Ryan Field, seen here during the Notre Dame-Northwestern night game in 2018, will undergo a major reconstruction project over the next several years. (Getty Images)
Funding in place through $480 million gift
Sports architect HNTB has amassed an impressive portfolio of Big Ten Conference football stadium renovations over the past 20 years, designing upgrades for seven schools — half of the league’s total members.
Now, the Kansas City design firm can add Northwestern University to the list. The Evanston, Illinois institution has selected HNTB to develop a major rebuild of Ryan Field, the school’s 96-year-old stadium, multiple sources said.
In an email, Alex Darragh, Northwestern’s vice president of facilities, said at this time, the school could not discuss the status of the project.
The exact scope of the project and timeline have not been determined, sources said, and a general contractor still needs to be hired. Construction will take place over multiple years.
The stadium currently has 47,000 seats but that number could be reduced to 40,000 as part of the project, sources said.
Northwestern does not typically fill the building to capacity from its own fan base but draws a large number of visiting fans for home games against Iowa, Wisconsin, Michigan, Ohio State and Nebraska.
The rebuild of Ryan Field will reshape the stadium and bring it up to date with the Ryan Fieldhouse and Walter Athletics Center, Northwestern’s gleaming $270 million practice facility that opened in 2018 along Lake Michigan. Perkins & Will designed the 420,000-square-foot practice facility.
For reconstructing the football stadium, funding is in place after the family of Patrick and Shirley Ryan donated $480 million for the project, a gift announced in September. School officials said they would raise additional funds for the project from other donors.
Ryan Field and the practice facility are both named for the Ryan family.
Patrick Ryan, chairman of the school’s board of trustees, paid $8 million for stadium naming rights in 1997. The change in name from Dyche Stadium came at the time the stadium went through $30 million in upgrades.
The refurbishments included club seating, a new press box, new concessions and restrooms. In addition, the concrete seating bowl was repaired and the playing surface switched from artificial turf to natural grass.
No other significant improvements have been made over the past 25 years.
HNTB has completed some landmark renovations in the Big Ten.
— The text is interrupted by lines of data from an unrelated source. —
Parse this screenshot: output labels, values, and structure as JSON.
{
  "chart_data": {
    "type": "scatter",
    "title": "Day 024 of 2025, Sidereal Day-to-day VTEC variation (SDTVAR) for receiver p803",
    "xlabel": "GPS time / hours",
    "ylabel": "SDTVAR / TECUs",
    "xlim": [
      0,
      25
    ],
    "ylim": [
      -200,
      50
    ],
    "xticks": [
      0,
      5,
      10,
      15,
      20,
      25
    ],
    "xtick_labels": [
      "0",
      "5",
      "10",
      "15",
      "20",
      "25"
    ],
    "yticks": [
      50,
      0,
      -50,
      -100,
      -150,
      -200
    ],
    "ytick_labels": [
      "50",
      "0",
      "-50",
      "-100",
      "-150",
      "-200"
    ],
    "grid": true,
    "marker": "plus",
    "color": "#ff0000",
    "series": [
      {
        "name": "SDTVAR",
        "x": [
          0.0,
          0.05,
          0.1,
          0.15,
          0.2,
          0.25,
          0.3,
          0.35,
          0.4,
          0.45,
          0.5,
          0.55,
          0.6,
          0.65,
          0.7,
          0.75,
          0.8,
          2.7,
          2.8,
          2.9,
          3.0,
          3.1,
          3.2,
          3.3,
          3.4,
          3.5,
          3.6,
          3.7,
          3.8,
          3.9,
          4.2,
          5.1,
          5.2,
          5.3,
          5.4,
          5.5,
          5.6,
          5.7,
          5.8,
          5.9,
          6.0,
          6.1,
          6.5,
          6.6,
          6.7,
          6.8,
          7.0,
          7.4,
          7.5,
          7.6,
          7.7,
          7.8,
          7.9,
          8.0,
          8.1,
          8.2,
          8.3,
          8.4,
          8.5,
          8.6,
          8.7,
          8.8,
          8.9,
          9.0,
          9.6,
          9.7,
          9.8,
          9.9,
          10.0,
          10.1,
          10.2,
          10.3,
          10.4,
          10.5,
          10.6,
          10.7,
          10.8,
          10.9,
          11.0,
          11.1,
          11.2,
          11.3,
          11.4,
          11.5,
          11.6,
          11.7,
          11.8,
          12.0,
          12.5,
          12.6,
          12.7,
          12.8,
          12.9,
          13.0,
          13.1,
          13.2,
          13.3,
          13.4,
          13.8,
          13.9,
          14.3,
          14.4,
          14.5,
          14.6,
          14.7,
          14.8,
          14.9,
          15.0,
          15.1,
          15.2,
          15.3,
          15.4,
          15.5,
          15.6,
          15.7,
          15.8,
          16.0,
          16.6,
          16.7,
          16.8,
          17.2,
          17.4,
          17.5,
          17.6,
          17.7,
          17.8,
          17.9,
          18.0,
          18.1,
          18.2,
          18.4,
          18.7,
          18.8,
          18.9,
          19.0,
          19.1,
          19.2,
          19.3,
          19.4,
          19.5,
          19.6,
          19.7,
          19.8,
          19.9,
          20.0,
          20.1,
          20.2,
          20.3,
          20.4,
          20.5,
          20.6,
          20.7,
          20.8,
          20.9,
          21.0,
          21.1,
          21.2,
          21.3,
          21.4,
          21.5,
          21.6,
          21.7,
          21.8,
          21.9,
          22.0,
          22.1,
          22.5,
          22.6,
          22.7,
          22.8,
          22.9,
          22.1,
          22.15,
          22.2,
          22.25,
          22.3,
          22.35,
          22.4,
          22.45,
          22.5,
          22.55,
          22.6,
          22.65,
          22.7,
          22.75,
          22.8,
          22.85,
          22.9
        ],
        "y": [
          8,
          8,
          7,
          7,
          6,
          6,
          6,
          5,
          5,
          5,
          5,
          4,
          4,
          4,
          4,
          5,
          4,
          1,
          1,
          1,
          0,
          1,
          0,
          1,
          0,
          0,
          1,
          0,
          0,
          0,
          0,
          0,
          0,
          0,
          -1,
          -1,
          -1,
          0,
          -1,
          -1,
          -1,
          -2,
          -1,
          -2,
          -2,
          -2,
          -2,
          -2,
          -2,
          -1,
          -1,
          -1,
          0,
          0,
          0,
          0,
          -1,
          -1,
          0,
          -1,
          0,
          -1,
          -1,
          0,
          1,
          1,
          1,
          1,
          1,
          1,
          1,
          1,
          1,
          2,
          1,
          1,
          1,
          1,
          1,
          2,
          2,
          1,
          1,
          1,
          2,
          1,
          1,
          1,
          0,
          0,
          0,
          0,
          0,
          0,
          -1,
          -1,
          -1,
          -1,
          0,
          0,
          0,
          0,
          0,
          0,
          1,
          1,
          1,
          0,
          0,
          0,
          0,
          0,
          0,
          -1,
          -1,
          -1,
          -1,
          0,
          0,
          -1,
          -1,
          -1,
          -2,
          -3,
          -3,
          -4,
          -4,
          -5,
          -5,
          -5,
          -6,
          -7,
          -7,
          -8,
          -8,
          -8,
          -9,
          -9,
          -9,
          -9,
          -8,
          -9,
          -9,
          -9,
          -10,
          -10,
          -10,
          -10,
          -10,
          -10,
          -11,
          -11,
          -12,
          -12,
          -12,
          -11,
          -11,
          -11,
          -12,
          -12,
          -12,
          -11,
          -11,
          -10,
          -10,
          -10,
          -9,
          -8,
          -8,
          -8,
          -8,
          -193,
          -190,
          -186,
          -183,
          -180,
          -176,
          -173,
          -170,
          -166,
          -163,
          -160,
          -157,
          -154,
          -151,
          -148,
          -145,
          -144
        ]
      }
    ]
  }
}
The most noteworthy project was the $226 million expansion of Michigan Stadium completed in 2010 that added a suite tower with 83 suites and 3,200 club seats.
At Ohio State, the architect designed two renovations at Ohio Stadium, including a $42 million facelift in 2019 that introduced loge boxes, with a big focus on reinforcing the infrastructure at the venue that opened in 1922.
At the University of Iowa, HNTB teamed with local firm Neumann Monson Architects on two projects at Kinnick Stadium totaling $180 million. The first one, completed in 2005-06, covered a rebuild of the south end zone and a suite tower spanning the west sideline with 47 suites and more than 1,000 club seats.
Three years ago, the stadium’s north end zone was renovated and a new indoor club was built, tied to 1,600 indoor outdoor premium seats.
In Lincoln, Nebraska, HNTB planned an expansion of Memorial Stadium’s east sideline, adding 38 suites, 2,119 outdoor club seats and lounge spaces and 3,300 new general seats.
The $64 million project pushed stadium capacity to 90,000.
The architect has also designed renovations to football stadiums at Illinois, Michigan State and Purdue.
Editor’s Note: This story has been revised since it was first posted.